The men bearing the corpse entered the woods, and the mass of the spectators, jostling each other in the narrow path, kept up the same rapid pace. At the distance of perhaps two hundred yards, there was an open place, covered with low, dank, tangled underbush, still wet from the rain of the preceding night, which, although unmarked by any sign, I took to be the burial place. When I came up, the half of the pitpan containing the body had been put in a shallow trench. The other half was then inverted over it. The Gorgon-headed women threw in their palm-branches, and the painted negroes rapidly filled in the earth. While this was going on, some men were collecting sticks and palm-branches, with which a little hut was hastily built over the grave. In this was placed an earthen vessel, filled with water. The turtle-spear of the dead man was stuck deep in the ground at his head, and a fantastic fellow, with an old musket, discharged three or four rounds over the spot.
This done, the entire crowd started back in the same manner it had come.

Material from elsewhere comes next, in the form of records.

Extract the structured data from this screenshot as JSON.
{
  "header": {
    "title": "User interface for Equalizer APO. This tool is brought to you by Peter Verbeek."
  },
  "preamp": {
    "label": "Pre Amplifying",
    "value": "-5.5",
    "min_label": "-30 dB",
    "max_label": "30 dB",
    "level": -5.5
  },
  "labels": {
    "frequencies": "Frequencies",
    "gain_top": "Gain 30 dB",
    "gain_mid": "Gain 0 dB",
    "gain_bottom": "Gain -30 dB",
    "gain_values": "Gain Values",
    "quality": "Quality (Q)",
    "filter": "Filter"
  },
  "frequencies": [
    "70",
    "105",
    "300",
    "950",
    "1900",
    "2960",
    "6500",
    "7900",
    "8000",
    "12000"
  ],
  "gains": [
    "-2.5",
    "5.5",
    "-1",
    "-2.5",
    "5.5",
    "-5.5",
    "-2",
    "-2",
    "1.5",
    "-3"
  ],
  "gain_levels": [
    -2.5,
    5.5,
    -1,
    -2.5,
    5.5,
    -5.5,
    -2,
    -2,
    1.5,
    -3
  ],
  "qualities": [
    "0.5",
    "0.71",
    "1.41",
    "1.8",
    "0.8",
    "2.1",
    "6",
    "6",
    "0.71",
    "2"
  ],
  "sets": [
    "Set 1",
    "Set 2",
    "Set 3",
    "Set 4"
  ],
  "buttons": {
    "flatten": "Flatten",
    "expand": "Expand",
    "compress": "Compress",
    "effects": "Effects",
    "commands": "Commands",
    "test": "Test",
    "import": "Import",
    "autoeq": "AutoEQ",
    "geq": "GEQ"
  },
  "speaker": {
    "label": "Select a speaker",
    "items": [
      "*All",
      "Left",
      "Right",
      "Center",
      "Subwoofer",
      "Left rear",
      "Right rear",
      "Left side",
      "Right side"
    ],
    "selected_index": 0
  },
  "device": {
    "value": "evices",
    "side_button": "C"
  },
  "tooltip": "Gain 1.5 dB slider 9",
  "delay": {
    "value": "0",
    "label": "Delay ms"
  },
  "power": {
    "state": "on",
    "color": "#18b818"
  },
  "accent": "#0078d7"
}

No sooner, however, did the painted men reach the village, than, seizing some heavy machetes, they commenced cutting down the palm-trees which stood around the hut that had been occupied by the dead Sambo. It was done silently, in the most hasty manner, and when finished, they ran down to the river, and plunged out of sight in the water—a kind of lustration or purifying rite. They remained in the water a few moments, then hurried back to the hut from which they had issued, and disappeared.